BLM has a lot of money, but it’s not clear that it has any leadership and it lost a lot of its local influence at the end of 2020.
Ten local chapters are severing ties with the Black Lives Matter Global Network, as the national leadership is known. They are furious that Patrisse Cullors, its remaining co-founder, assumed the role of executive director of the group and made these decisions without their input. That’s a move, that, to some, signaled a rebuke of its “leaderful” structure, which gave every member an equal say and kept anyone — including a founder — from overreaching.
The 10 chapters that signed the letter, the self-proclaimed #BLM10, laid out a half-dozen points of contention and long-standing grievances. Cullors is chief among their complaints, they said, arguing she made a power grab when she appointed herself executive director of the Black Lives Matter Global Network.
They also said there’s a lack of transparency over money the movement has raised and how chapters can access it. Since Black Lives Matter formed in 2013, the chapters complained they’ve received scant financial support, despite repeated promises.
Yet early last year, it was talking big in this AP story/press release. (There’s really no difference when the media reports on BLM.)
The foundation widely seen as a steward of the Black Lives Matter movement says it took in just over $90 million last year, according to a financial snapshot shared exclusively with The Associated Press.
The Black Lives Matter Global Network Foundation is now building infrastructure to catch up to the speed of its funding and plans to use its endowment to become known for more than protests after Black Americans die at the hands of police or vigilantes.
“We want to uplift Black joy and liberation, not just Black death. We want to see Black communities thriving, not just surviving,” reads an impact report the foundation shared with the AP before releasing it.
Which sounded like plans to use BLM and its cash to promote the various “creative” ambitions of its key figures, some of whom are frustrated writers.
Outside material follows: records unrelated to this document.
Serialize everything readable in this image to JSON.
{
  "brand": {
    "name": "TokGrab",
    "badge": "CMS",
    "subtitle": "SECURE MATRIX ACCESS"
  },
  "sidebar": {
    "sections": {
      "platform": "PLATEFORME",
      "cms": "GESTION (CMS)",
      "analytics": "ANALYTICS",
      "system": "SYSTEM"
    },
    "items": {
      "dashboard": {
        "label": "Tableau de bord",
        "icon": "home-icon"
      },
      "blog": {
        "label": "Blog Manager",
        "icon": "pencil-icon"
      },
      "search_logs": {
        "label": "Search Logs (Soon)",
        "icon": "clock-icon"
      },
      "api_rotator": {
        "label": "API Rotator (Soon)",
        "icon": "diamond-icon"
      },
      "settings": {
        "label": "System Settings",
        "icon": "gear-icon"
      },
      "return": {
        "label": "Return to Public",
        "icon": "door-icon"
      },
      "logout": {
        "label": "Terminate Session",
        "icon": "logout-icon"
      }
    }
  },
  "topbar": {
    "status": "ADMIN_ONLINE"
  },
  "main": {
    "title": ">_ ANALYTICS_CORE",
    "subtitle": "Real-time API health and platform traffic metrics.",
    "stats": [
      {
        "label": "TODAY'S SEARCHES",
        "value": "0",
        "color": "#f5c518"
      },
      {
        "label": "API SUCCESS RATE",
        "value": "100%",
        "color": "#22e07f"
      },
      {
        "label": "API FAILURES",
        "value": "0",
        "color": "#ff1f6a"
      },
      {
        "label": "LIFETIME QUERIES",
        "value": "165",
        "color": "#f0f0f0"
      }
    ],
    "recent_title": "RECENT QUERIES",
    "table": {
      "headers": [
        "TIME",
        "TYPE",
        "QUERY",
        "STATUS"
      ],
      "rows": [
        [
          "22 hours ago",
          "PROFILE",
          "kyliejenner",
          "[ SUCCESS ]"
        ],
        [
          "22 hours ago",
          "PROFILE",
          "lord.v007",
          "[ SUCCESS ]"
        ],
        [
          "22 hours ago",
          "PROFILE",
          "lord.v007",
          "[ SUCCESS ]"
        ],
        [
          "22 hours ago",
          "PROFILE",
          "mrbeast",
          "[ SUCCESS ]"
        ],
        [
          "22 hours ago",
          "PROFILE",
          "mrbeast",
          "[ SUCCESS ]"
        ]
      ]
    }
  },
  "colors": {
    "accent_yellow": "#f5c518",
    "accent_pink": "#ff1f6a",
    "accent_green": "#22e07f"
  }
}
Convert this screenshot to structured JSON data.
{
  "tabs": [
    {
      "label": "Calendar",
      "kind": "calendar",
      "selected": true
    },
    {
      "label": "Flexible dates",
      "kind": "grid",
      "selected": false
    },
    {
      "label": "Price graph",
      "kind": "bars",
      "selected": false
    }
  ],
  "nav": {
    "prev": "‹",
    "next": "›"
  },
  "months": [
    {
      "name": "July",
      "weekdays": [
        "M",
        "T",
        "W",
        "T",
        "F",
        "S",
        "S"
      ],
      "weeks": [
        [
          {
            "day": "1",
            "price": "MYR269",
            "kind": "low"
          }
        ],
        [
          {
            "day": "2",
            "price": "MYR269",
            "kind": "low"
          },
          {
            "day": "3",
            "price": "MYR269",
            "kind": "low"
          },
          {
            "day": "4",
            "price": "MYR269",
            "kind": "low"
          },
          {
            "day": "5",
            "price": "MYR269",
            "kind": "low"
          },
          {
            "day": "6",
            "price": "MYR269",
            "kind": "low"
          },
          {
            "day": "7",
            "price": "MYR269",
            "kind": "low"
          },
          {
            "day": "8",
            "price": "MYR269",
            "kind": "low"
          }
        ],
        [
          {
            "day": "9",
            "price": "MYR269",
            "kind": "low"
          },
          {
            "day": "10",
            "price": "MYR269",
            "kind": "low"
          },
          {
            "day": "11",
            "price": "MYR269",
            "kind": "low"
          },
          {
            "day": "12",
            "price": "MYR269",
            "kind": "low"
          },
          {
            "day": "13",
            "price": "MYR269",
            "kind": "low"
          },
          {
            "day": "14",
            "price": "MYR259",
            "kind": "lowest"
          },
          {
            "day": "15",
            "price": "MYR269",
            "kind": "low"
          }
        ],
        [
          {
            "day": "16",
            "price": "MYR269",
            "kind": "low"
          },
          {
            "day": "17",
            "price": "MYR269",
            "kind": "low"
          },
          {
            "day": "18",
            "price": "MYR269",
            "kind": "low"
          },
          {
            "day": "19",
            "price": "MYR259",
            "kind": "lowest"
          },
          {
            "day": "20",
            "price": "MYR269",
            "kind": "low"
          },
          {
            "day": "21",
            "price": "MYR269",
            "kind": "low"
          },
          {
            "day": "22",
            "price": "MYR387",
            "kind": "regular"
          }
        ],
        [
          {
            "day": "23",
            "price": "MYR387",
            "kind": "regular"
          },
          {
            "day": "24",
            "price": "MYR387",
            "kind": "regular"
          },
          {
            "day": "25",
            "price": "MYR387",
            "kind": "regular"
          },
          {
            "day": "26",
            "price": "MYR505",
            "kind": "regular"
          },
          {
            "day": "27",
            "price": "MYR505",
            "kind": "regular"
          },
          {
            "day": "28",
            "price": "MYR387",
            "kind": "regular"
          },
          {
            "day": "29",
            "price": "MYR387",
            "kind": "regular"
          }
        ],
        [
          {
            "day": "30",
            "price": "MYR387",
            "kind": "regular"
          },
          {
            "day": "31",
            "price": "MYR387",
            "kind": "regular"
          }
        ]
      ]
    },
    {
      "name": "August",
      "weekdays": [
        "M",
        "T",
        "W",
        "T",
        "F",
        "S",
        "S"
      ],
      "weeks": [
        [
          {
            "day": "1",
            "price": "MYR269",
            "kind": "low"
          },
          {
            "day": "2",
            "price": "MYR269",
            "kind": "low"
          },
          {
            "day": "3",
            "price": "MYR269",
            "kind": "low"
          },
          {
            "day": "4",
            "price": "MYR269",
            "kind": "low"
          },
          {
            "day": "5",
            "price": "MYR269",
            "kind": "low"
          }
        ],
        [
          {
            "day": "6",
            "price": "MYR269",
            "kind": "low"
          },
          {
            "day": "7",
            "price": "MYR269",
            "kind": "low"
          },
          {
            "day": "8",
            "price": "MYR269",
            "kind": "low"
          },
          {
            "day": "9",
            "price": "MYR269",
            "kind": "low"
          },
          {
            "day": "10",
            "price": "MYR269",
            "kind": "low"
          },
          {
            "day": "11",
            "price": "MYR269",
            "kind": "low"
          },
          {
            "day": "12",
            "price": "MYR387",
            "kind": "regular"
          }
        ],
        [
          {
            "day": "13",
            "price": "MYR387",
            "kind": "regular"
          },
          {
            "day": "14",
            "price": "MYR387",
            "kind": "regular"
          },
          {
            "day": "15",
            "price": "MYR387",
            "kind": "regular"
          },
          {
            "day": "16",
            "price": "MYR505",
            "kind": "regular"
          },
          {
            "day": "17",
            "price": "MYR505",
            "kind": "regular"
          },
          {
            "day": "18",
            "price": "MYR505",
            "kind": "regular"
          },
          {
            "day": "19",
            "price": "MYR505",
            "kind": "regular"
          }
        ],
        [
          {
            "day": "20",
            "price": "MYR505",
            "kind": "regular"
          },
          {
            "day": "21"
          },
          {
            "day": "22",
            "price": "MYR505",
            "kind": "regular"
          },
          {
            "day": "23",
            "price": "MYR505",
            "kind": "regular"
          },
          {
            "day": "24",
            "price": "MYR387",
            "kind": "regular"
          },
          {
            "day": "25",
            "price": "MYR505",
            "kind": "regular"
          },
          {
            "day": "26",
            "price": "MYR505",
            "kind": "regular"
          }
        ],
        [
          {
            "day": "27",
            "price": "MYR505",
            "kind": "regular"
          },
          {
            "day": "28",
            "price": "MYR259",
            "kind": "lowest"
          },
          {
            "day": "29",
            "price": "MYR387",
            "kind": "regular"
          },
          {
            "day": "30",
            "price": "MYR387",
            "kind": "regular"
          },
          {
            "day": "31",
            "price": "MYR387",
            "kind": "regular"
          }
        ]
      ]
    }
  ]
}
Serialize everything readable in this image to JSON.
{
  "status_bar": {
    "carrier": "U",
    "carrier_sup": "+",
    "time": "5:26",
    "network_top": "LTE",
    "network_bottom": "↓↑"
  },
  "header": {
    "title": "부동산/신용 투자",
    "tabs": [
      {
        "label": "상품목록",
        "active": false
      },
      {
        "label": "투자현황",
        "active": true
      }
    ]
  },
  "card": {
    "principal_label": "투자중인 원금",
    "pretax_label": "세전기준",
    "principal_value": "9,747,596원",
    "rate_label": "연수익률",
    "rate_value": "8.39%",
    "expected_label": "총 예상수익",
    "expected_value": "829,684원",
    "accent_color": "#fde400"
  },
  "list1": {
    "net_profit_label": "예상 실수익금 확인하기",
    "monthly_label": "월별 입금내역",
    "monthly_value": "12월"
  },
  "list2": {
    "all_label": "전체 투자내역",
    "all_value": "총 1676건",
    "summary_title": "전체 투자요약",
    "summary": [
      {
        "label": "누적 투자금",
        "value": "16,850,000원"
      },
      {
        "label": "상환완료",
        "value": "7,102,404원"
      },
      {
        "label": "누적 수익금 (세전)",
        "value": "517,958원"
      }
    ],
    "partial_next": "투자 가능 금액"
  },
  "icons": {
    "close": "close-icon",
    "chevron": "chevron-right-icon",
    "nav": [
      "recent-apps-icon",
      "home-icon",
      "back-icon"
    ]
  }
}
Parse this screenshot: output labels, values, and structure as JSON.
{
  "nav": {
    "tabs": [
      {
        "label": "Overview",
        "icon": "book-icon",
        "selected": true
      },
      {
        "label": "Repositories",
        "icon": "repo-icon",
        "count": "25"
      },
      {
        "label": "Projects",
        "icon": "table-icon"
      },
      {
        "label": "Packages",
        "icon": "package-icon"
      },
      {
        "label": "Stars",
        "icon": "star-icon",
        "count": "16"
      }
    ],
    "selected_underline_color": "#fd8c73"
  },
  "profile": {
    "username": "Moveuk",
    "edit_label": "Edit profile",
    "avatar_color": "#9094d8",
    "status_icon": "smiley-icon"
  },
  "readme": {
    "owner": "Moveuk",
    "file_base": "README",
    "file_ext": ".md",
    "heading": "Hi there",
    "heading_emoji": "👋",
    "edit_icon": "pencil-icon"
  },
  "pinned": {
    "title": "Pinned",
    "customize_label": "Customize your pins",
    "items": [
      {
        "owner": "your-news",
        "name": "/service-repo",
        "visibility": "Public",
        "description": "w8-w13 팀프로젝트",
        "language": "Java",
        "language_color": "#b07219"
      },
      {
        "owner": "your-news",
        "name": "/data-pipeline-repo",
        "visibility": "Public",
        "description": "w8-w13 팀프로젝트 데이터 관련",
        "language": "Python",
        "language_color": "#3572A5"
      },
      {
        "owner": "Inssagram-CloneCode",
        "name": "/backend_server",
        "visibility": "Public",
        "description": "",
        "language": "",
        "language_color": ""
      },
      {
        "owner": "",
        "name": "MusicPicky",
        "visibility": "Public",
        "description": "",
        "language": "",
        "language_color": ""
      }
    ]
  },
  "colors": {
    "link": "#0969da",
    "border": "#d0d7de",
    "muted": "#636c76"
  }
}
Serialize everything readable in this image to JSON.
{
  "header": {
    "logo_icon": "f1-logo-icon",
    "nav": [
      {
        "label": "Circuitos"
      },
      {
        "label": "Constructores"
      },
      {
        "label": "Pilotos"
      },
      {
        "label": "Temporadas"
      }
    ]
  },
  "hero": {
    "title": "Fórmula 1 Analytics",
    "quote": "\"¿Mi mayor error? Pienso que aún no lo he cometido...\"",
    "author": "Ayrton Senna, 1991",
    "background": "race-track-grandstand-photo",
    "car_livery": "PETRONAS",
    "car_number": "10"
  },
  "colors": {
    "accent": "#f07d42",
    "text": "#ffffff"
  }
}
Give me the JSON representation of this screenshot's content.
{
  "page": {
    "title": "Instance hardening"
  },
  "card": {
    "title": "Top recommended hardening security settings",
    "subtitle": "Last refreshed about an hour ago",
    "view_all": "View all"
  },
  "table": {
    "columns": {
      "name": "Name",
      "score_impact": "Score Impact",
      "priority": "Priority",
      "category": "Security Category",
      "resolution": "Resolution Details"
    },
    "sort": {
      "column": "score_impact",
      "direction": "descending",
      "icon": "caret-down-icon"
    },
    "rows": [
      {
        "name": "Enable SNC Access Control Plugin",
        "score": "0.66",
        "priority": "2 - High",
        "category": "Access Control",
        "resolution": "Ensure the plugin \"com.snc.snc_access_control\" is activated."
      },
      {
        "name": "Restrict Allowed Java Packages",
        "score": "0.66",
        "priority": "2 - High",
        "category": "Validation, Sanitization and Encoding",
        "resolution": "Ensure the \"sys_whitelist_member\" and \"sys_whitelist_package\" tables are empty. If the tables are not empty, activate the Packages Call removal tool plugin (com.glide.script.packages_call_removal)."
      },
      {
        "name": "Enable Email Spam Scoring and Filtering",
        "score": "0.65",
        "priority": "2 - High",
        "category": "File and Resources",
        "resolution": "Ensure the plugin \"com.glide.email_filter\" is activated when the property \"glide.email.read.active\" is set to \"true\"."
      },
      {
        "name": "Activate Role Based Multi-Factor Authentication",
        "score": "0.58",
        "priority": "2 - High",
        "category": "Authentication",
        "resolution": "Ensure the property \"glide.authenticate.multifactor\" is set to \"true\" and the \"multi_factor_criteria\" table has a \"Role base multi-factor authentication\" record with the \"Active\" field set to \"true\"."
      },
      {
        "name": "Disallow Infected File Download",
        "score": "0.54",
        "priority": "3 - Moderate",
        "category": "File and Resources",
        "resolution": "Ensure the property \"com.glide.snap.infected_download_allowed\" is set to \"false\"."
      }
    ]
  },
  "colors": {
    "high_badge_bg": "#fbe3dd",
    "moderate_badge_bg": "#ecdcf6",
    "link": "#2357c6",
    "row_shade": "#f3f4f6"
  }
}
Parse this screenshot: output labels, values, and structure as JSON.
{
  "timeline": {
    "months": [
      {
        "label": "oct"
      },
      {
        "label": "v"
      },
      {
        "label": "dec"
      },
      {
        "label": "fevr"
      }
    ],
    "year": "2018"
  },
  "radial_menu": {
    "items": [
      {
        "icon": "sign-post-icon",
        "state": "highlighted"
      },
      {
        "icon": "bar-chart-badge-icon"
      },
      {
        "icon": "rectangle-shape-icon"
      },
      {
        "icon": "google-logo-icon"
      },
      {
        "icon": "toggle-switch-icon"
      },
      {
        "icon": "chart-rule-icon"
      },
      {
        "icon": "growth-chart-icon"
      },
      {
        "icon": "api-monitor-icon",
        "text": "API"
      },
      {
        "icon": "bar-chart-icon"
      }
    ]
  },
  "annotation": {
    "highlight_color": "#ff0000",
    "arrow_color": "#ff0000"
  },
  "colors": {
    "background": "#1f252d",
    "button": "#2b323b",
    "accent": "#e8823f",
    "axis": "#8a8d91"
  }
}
There’s a lot of money in the money machine.
The racial justice movement had a broad impact on philanthropic giving last year. According to an upcoming report by Candid and the Center for Disaster Philanthropy, 35% of the $20.2 billion in U.S. funding dollars from corporations, foundations, public charities and high-net-worth individuals to address COVID-19 was explicitly designated for communities of color.
But where’s it going?
Would any normative organization be able to get away with this? Obviously not. The Obama administration made a point of targeting conservative groups. Dem AGs, especially the one in New York, have made a point of targeting Trump, the NRA, and anywhere they smell blood. Yet BLM is able to tote around $60 million with zero accountability.